Abu Dhabi: Abu Dhabi’s Department of Economic Development (ADDED) has officially launched a new business centre on Sunday in the presence of the department’s undersecretary Mohammed Omar Abdullah and a number of senior ADDED officials.

The opening of the business centre is probably “one of the most important initiatives put out by the Department of Economic Development,” said Abdullah.

The Abu Dhabi Business Centre allows business people and investors to electronically issue or renew commercial licenses from the various governmental entities which the ADDED is currently linked to. The Centre also provides support to businesses by offering consultations to companies and investors in Abu Dhabi, in addition to providing customers with information about potential commercial activities they could take part in.
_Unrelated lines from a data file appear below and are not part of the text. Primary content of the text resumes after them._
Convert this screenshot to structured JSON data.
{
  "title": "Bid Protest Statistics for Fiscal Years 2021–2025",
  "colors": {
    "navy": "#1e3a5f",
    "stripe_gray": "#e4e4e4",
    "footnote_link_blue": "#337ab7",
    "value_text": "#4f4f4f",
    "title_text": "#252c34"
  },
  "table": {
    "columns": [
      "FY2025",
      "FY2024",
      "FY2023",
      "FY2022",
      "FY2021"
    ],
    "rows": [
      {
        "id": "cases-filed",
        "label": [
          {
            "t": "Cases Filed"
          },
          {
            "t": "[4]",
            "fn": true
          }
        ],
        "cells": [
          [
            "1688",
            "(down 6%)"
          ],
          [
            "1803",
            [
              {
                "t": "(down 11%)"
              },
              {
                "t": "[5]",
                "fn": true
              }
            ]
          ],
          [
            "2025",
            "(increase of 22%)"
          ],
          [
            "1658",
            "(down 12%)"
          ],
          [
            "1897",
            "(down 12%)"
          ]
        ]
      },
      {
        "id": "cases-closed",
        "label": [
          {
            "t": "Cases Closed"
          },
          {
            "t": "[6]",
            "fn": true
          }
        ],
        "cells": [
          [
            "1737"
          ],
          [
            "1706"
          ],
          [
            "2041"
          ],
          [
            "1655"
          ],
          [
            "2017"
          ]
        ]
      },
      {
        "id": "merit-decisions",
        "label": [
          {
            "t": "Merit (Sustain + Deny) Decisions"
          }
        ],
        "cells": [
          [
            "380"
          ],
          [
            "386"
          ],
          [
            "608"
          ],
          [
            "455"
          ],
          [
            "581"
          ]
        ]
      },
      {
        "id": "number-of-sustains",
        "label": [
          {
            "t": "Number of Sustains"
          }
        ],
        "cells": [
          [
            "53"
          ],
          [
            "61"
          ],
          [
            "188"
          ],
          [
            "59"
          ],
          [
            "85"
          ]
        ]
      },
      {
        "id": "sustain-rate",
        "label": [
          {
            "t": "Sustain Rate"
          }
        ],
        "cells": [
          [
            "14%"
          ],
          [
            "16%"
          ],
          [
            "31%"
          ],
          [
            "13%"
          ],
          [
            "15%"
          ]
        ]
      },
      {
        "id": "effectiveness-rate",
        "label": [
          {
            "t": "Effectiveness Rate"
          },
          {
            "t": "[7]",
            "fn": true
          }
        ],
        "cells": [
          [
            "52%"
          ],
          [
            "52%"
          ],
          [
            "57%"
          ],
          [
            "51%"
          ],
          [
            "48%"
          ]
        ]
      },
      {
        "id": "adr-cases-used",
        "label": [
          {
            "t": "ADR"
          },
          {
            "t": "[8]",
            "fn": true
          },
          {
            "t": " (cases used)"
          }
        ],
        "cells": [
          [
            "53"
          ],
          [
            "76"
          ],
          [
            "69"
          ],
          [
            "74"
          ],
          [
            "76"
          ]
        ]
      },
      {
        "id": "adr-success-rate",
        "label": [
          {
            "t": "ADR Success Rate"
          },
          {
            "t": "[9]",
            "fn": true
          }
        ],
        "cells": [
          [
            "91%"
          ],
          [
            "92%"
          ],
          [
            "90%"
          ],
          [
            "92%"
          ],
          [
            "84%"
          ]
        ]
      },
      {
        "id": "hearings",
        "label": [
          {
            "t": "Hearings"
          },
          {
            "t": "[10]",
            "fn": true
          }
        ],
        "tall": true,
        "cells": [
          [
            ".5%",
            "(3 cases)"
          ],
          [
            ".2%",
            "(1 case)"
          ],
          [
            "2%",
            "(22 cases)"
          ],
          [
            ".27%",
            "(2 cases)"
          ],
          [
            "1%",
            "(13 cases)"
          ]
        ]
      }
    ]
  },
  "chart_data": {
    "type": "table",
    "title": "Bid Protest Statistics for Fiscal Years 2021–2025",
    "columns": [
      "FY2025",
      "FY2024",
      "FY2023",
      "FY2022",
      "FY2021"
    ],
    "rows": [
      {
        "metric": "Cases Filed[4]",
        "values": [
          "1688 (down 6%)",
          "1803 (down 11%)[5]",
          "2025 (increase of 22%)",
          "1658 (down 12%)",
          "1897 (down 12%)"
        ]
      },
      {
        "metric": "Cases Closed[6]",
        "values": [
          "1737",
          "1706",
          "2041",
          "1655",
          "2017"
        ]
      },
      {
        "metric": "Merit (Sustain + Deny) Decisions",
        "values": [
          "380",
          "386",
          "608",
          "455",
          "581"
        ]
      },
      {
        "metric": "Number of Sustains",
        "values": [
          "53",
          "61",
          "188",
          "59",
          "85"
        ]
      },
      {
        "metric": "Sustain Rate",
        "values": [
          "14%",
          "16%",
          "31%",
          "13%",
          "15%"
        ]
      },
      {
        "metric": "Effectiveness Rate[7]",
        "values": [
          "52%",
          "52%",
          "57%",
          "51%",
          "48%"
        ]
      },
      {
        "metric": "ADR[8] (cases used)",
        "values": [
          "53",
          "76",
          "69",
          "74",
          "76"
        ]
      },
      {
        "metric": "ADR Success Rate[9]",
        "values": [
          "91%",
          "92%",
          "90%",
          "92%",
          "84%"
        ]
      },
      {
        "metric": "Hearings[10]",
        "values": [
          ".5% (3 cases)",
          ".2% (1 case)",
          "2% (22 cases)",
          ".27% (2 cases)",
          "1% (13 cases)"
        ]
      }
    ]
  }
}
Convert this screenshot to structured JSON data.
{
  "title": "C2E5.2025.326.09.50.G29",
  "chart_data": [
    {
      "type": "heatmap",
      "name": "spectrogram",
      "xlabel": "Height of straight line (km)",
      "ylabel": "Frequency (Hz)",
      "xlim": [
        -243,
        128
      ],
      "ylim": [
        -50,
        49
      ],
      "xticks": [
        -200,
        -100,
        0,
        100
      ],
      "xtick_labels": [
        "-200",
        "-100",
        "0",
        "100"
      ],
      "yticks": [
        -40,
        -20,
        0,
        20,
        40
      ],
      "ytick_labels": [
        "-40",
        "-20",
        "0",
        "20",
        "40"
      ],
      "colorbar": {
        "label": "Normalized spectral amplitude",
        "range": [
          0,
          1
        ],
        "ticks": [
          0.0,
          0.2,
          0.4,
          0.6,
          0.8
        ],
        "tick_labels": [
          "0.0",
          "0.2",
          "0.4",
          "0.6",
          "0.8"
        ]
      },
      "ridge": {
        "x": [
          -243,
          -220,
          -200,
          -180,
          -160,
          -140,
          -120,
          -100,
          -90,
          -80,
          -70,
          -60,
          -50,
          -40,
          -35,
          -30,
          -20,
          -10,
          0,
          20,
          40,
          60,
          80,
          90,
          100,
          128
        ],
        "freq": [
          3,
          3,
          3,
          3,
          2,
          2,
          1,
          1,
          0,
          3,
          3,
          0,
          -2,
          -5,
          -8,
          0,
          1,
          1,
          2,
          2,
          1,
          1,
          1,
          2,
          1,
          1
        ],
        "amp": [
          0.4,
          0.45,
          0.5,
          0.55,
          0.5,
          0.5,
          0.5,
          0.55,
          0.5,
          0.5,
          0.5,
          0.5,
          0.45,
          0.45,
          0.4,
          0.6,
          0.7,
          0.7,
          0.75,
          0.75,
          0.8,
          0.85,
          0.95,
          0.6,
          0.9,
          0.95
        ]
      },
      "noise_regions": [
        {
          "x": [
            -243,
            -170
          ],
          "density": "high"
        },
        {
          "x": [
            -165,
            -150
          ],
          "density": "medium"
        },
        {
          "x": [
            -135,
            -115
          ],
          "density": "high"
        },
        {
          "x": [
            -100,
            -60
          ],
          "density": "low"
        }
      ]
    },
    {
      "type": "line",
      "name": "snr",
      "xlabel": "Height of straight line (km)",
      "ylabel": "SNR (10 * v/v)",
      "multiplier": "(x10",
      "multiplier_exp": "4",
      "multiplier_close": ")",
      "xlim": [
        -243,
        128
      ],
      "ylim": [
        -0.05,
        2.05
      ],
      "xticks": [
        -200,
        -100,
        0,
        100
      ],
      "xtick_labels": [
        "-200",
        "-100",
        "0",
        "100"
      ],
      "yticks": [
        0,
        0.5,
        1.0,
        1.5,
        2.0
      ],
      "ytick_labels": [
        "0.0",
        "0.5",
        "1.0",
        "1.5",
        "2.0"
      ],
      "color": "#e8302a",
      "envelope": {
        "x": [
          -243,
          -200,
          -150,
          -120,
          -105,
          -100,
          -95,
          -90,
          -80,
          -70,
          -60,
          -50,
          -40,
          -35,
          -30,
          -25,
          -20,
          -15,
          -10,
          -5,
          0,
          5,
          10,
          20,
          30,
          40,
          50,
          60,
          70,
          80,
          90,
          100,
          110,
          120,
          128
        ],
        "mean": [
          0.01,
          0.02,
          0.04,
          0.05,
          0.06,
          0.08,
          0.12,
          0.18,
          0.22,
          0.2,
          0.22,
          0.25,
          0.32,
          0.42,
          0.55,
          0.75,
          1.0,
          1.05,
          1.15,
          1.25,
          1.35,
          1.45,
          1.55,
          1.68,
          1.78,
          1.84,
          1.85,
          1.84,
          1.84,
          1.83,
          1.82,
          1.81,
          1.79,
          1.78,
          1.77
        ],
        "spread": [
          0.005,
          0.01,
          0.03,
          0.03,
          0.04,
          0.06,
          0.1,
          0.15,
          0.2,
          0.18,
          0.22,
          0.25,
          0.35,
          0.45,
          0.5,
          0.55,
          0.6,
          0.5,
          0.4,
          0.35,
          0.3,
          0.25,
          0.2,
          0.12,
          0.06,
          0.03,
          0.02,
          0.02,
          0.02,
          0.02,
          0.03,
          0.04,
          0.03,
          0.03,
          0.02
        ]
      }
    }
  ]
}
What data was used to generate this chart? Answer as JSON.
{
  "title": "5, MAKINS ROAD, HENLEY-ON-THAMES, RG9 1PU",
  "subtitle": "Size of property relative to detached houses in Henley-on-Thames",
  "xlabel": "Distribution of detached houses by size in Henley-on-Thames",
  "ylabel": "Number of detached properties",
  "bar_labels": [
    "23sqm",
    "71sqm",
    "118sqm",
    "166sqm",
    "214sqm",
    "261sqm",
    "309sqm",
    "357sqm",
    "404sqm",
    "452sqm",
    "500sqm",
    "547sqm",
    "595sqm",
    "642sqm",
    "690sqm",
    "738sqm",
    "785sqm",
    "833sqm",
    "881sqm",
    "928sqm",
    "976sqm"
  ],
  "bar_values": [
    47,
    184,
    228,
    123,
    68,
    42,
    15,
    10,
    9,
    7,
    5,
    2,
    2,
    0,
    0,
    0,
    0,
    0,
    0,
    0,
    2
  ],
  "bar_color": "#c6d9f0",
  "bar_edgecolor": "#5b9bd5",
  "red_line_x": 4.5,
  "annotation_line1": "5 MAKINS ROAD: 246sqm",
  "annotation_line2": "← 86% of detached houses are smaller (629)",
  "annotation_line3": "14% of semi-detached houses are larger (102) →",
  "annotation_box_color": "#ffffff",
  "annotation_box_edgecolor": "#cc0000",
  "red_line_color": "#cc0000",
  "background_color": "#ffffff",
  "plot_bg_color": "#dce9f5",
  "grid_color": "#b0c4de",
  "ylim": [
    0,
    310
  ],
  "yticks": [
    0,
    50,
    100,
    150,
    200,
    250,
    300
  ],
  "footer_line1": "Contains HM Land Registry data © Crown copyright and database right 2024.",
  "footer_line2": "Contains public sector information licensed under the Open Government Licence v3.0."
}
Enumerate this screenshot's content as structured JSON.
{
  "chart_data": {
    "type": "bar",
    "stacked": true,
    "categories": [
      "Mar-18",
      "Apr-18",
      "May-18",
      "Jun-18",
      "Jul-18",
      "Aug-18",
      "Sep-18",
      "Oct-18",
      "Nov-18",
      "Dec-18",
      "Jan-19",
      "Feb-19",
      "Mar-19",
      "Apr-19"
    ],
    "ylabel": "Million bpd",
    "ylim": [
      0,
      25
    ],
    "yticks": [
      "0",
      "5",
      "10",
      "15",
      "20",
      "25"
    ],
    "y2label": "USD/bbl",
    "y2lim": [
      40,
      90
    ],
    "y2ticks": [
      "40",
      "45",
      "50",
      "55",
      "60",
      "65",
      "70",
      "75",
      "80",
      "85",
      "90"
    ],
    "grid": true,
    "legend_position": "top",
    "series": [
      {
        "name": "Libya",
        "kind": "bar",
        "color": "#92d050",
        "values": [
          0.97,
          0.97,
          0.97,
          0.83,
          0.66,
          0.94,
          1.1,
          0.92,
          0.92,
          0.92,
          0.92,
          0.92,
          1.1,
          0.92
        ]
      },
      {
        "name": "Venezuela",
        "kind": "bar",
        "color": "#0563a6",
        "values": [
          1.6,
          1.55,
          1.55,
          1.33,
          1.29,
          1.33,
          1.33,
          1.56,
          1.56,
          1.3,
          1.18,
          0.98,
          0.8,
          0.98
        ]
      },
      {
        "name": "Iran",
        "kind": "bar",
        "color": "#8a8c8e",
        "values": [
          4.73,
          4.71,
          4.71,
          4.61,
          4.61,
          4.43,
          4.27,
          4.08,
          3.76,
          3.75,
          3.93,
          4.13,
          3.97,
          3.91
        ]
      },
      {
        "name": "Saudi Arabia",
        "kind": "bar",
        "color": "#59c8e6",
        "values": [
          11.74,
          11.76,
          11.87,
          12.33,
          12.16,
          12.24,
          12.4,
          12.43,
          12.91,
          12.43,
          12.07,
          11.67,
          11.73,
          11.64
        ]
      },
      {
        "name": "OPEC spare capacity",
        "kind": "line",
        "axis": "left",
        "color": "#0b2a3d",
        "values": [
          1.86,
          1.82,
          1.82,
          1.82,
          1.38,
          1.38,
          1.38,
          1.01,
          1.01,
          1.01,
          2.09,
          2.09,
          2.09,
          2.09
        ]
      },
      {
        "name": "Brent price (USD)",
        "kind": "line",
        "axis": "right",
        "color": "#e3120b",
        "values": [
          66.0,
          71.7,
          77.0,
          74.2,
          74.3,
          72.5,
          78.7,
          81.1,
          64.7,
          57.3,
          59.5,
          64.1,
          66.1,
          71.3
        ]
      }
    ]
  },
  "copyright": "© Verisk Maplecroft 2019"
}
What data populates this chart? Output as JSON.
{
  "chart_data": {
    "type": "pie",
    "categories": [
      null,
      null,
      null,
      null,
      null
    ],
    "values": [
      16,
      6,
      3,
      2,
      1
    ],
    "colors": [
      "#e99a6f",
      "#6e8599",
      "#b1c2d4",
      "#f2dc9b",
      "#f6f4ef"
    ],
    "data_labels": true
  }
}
The electronic transition is considered to be a great time saver. If all the right documents are available, a licence renewal would take as much as 10 minutes, Abdullah said. However, when a third party is involved, a new licence would take no more than three working days.

Ali Fahad Al Nuaimi, Director of Trade Relations at the Commercial Affairs Division at the ADDED, said that it’s a huge cut down on time compared to what used to take up to six days and sometimes weeks to get processed.

The ADDED also hopes that the business centre will provide the right business environment to position Abu Dhabi as a premium hub for investment and for attracting business people.

“The private sector contributes significantly to the local economy positively impacting the emirates GDP with a 6.5 per cent increase in 2012 based on preliminary estimates,” he said.

The expectations are for the centre to increase the number of commercial licences processed by 10 per cent, he added. Last year, the ADDED had issued around 86,000 licences.

Since May of last year, the ADDED has partnered with eight different governmental entities to process work electronically. “The plan is to have nine new entities on board by the end of this year,” Al Nuaimi told reporters, which means almost 90 per cent of the work will be done online. “By the end of the second quarter of 2014, we’re hoping to have another 28 governmental entities on board, whose work makes up the 10 per cent left.”

Al Nuaimi explained that the transition to the electronic process becomes mandatory once it’s been put into effect. At the same time, the ADDED’s business centre is developing an e-inspection initiative which enables inspectors to enter all the required data during their inspection onto their iPad, in real time, to finalise the licensing.

Today, the ADDED has 19 branches in the emirate of Abu Dhabi in which all of the new e-services are available.